Zahra stood and met him eye to eye. “I was hoping you could tell me. Dad, I need to know. Ifza said that I didn’t know. What don’t I know?”
He bit his lip, but nodded, and waved her onward. “Come with me. I’m going to need a lot more coffee. This could take a while.”
“What about work?”
He glanced over his shoulder as he stepped out of his office. “I’ll call in and tell them the truth.”
“The truth?”
He turned around, sporting a sly smile. It was the type of smile that Zahra also used quite frequently. “Yeah, the truth. I’ll tell them that I had family drop in unannounced.”
He’s not wrong, Zahra thought, glancing around the main hallway. But she couldn’t focus on the historical pieces her father had on display. Something nagged at her. She knew the answer, but she needed to hear it from him.
She slowed, stopping in front of a picture of her and her parents and Baahir from eons ago. “This is bad, isn’t it?”
George stepped up next to her, his reflection just visible in the glass of the framed picture. He laid a hand on her shoulder, choosing his words carefully. “Zahra… this is precisely what your mother and I were trying to prevent.”
Chapter 34
Zahra
The coffee maker percolated somewhere behind Zahra. She sat at the kitchen island, locked in on the news report. A man around her age stepped into frame and spoke loudly. The commotion behind him was chaotic and noisy.
“Spencer Tenson here at the British Museum, where authorities have confirmed the grim news. Six fatalities — the causes of which have not been released. I’m told there is one man in custody, though no charges have been immediately filed.”
Six dead? Zahra thought, quickly ticking off the men she had encountered. Guy in the Great Court — spear. Another one in the stairs. Third guy — the mountain — also in the Great Court.
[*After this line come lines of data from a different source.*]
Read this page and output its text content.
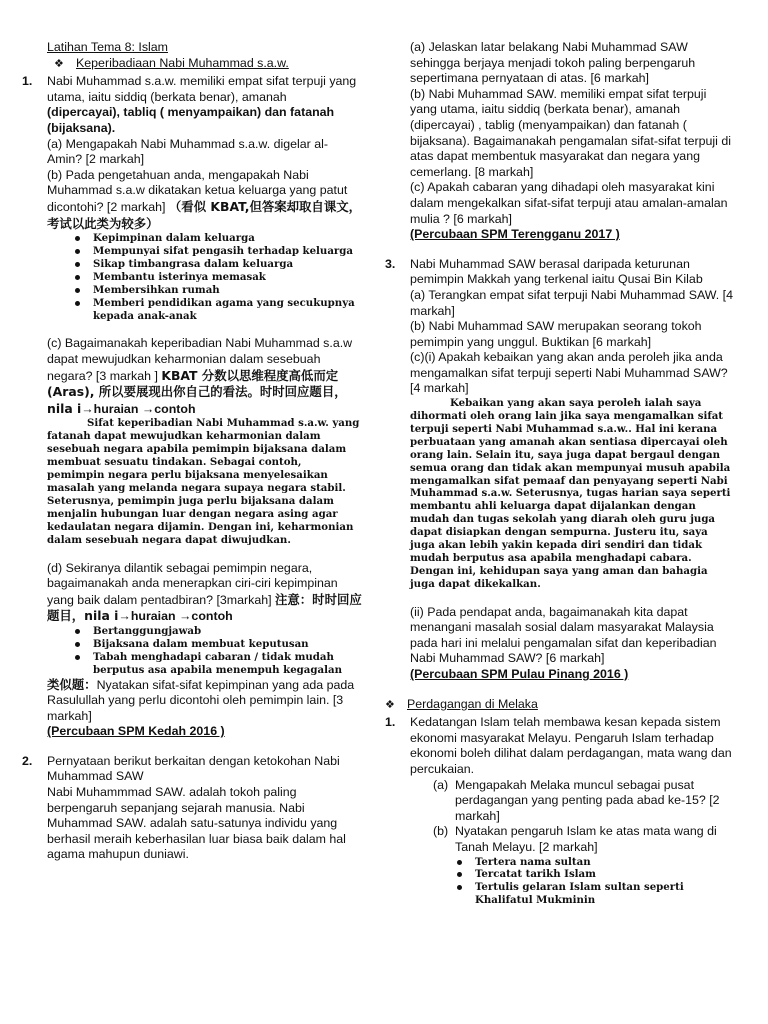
Latihan Tema 8: Islam
❖ Keperibadiaan Nabi Muhammad s.a.w.
1. Nabi Muhammad s.a.w. memiliki empat sifat terpuji yang utama, iaitu siddiq (berkata benar), amanah (dipercayai), tabliq ( menyampaikan) dan fatanah (bijaksana).

(a) Mengapakah Nabi Muhammad s.a.w. digelar al-Amin? [2 markah]

(b) Pada pengetahuan anda, mengapakah Nabi Muhammad s.a.w dikatakan ketua keluarga yang patut dicontohi? [2 markah] （看似 KBAT,但答案却取自课文，考试以此类为较多）

Kepimpinan dalam keluarga
Mempunyai sifat pengasih terhadap keluarga
Sikap timbangrasa dalam keluarga
Membantu isterinya memasak
Membersihkan rumah
Memberi pendidikan agama yang secukupnya kepada anak-anak

(c) Bagaimanakah keperibadian Nabi Muhammad s.a.w dapat mewujudkan keharmonian dalam sesebuah negara? [3 markah ] KBAT 分数以思维程度高低而定(Aras), 所以要展现出你自己的看法。时时回应题目，nila i→huraian →contoh

Sifat keperibadian Nabi Muhammad s.a.w. yang fatanah dapat mewujudkan keharmonian dalam sesebuah negara apabila pemimpin bijaksana dalam membuat sesuatu tindakan. Sebagai contoh, pemimpin negara perlu bijaksana menyelesaikan masalah yang melanda negara supaya negara stabil. Seterusnya, pemimpin juga perlu bijaksana dalam menjalin hubungan luar dengan negara asing agar kedaulatan negara dijamin. Dengan ini, keharmonian dalam sesebuah negara dapat diwujudkan.

(d) Sekiranya dilantik sebagai pemimpin negara, bagaimanakah anda menerapkan ciri-ciri kepimpinan yang baik dalam pentadbiran? [3markah] 注意：时时回应题目，nila i→huraian →contoh

Bertanggungjawab
Bijaksana dalam membuat keputusan
Tabah menghadapi cabaran / tidak mudah berputus asa apabila menempuh kegagalan

类似题：Nyatakan sifat-sifat kepimpinan yang ada pada Rasulullah yang perlu dicontohi oleh pemimpin lain. [3 markah]

(Percubaan SPM Kedah 2016 )

2. Pernyataan berikut berkaitan dengan ketokohan Nabi Muhammad SAW

Nabi Muhammmad SAW. adalah tokoh paling berpengaruh sepanjang sejarah manusia. Nabi Muhammad SAW. adalah satu-satunya individu yang berhasil meraih keberhasilan luar biasa baik dalam hal agama mahupun duniawi.

(a) Jelaskan latar belakang Nabi Muhammad SAW sehingga berjaya menjadi tokoh paling berpengaruh sepertimana pernyataan di atas. [6 markah]

(b) Nabi Muhammad SAW. memiliki empat sifat terpuji yang utama, iaitu siddiq (berkata benar), amanah (dipercayai) , tablig (menyampaikan) dan fatanah ( bijaksana). Bagaimanakah pengamalan sifat-sifat terpuji di atas dapat membentuk masyarakat dan negara yang cemerlang. [8 markah]

(c) Apakah cabaran yang dihadapi oleh masyarakat kini dalam mengekalkan sifat-sifat terpuji atau amalan-amalan mulia ? [6 markah]

(Percubaan SPM Terengganu 2017 )

3. Nabi Muhammad SAW berasal daripada keturunan pemimpin Makkah yang terkenal iaitu Qusai Bin Kilab

(a) Terangkan empat sifat terpuji Nabi Muhammad SAW. [4 markah]

(b) Nabi Muhammad SAW merupakan seorang tokoh pemimpin yang unggul. Buktikan [6 markah]

(c)(i) Apakah kebaikan yang akan anda peroleh jika anda mengamalkan sifat terpuji seperti Nabi Muhammad SAW? [4 markah]

Kebaikan yang akan saya peroleh ialah saya dihormati oleh orang lain jika saya mengamalkan sifat terpuji seperti Nabi Muhammad s.a.w.. Hal ini kerana perbuataan yang amanah akan sentiasa dipercayai oleh orang lain. Selain itu, saya juga dapat bergaul dengan semua orang dan tidak akan mempunyai musuh apabila mengamalkan sifat pemaaf dan penyayang seperti Nabi Muhammad s.a.w. Seterusnya, tugas harian saya seperti membantu ahli keluarga dapat dijalankan dengan mudah dan tugas sekolah yang diarah oleh guru juga dapat disiapkan dengan sempurna. Justeru itu, saya juga akan lebih yakin kepada diri sendiri dan tidak mudah berputus asa apabila menghadapi cabara. Dengan ini, kehidupan saya yang aman dan bahagia juga dapat dikekalkan.

(ii) Pada pendapat anda, bagaimanakah kita dapat menangani masalah sosial dalam masyarakat Malaysia pada hari ini melalui pengamalan sifat dan keperibadian Nabi Muhammad SAW? [6 markah]

(Percubaan SPM Pulau Pinang 2016 )

❖ Perdagangan di Melaka
1. Kedatangan Islam telah membawa kesan kepada sistem ekonomi masyarakat Melayu. Pengaruh Islam terhadap ekonomi boleh dilihat dalam perdagangan, mata wang dan percukaian.

(a) Mengapakah Melaka muncul sebagai pusat perdagangan yang penting pada abad ke-15? [2 markah]
(b) Nyatakan pengaruh Islam ke atas mata wang di Tanah Melayu. [2 markah]
Tertera nama sultan
Tercatat tarikh Islam
Tertulis gelaran Islam sultan seperti Khalifatul Mukminin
The person they arrested must have been Ehsan, the man she had stabbed in the shoulder with her knife when she was hiding in Nectanebo II’s sarcophagus. Then, there was Bernie. Who are the other two?
Her face fell into her hands. “Drew and Josh. Shit…” During the raid, Ifza and her men didn’t just kill Bernie. They had silenced the entire Night Guard.
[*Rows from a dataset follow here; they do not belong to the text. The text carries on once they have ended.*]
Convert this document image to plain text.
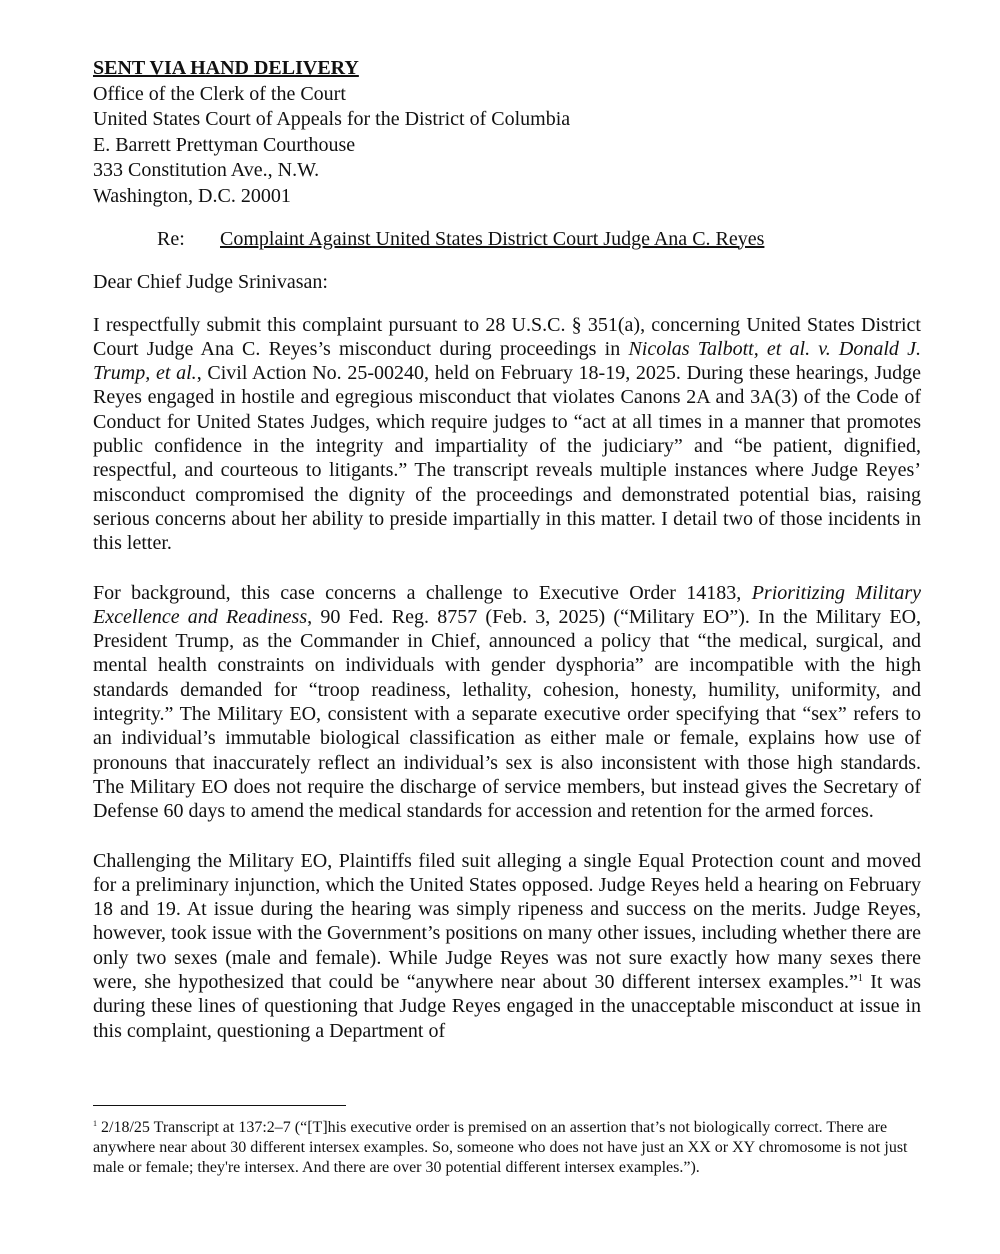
SENT VIA HAND DELIVERY
Office of the Clerk of the Court
United States Court of Appeals for the District of Columbia
E. Barrett Prettyman Courthouse
333 Constitution Ave., N.W.
Washington, D.C. 20001
Re: Complaint Against United States District Court Judge Ana C. Reyes
Dear Chief Judge Srinivasan:

I respectfully submit this complaint pursuant to 28 U.S.C. § 351(a), concerning United States District Court Judge Ana C. Reyes’s misconduct during proceedings in Nicolas Talbott, et al. v. Donald J. Trump, et al., Civil Action No. 25-00240, held on February 18-19, 2025. During these hearings, Judge Reyes engaged in hostile and egregious misconduct that violates Canons 2A and 3A(3) of the Code of Conduct for United States Judges, which require judges to “act at all times in a manner that promotes public confidence in the integrity and impartiality of the judiciary” and “be patient, dignified, respectful, and courteous to litigants.” The transcript reveals multiple instances where Judge Reyes’ misconduct compromised the dignity of the proceedings and demonstrated potential bias, raising serious concerns about her ability to preside impartially in this matter. I detail two of those incidents in this letter.

For background, this case concerns a challenge to Executive Order 14183, Prioritizing Military Excellence and Readiness, 90 Fed. Reg. 8757 (Feb. 3, 2025) (“Military EO”). In the Military EO, President Trump, as the Commander in Chief, announced a policy that “the medical, surgical, and mental health constraints on individuals with gender dysphoria” are incompatible with the high standards demanded for “troop readiness, lethality, cohesion, honesty, humility, uniformity, and integrity.” The Military EO, consistent with a separate executive order specifying that “sex” refers to an individual’s immutable biological classification as either male or female, explains how use of pronouns that inaccurately reflect an individual’s sex is also inconsistent with those high standards. The Military EO does not require the discharge of service members, but instead gives the Secretary of Defense 60 days to amend the medical standards for accession and retention for the armed forces.

Challenging the Military EO, Plaintiffs filed suit alleging a single Equal Protection count and moved for a preliminary injunction, which the United States opposed. Judge Reyes held a hearing on February 18 and 19. At issue during the hearing was simply ripeness and success on the merits. Judge Reyes, however, took issue with the Government’s positions on many other issues, including whether there are only two sexes (male and female). While Judge Reyes was not sure exactly how many sexes there were, she hypothesized that could be “anywhere near about 30 different intersex examples.”$^1$ It was during these lines of questioning that Judge Reyes engaged in the unacceptable misconduct at issue in this complaint, questioning a Department of

$^1$ 2/18/25 Transcript at 137:2–7 (“[T]his executive order is premised on an assertion that’s not biologically correct. There are anywhere near about 30 different intersex examples. So, someone who does not have just an XX or XY chromosome is not just male or female; they're intersex. And there are over 30 potential different intersex examples.”).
“You okay?” Her father sat beside her, placing a steaming mug of coffee in front of her.
“No, Dad, I am not ‘okay.’” Her hands fell away, and slapped the marble countertop. “Do I look ‘okay?’”
George looked away, eyeing the TV.
Zahra picked up her mug. “I’m sorry.”
He nodded but didn’t look away from the news report. They sat and watched and listened to the information being provided, which to say, wasn’t much. Spencer Tenson tossed out a few theories as to why the museum had been bombed. The most likely scenario Spencer offered, and one Zahra could vouch for, was a terrorist attack.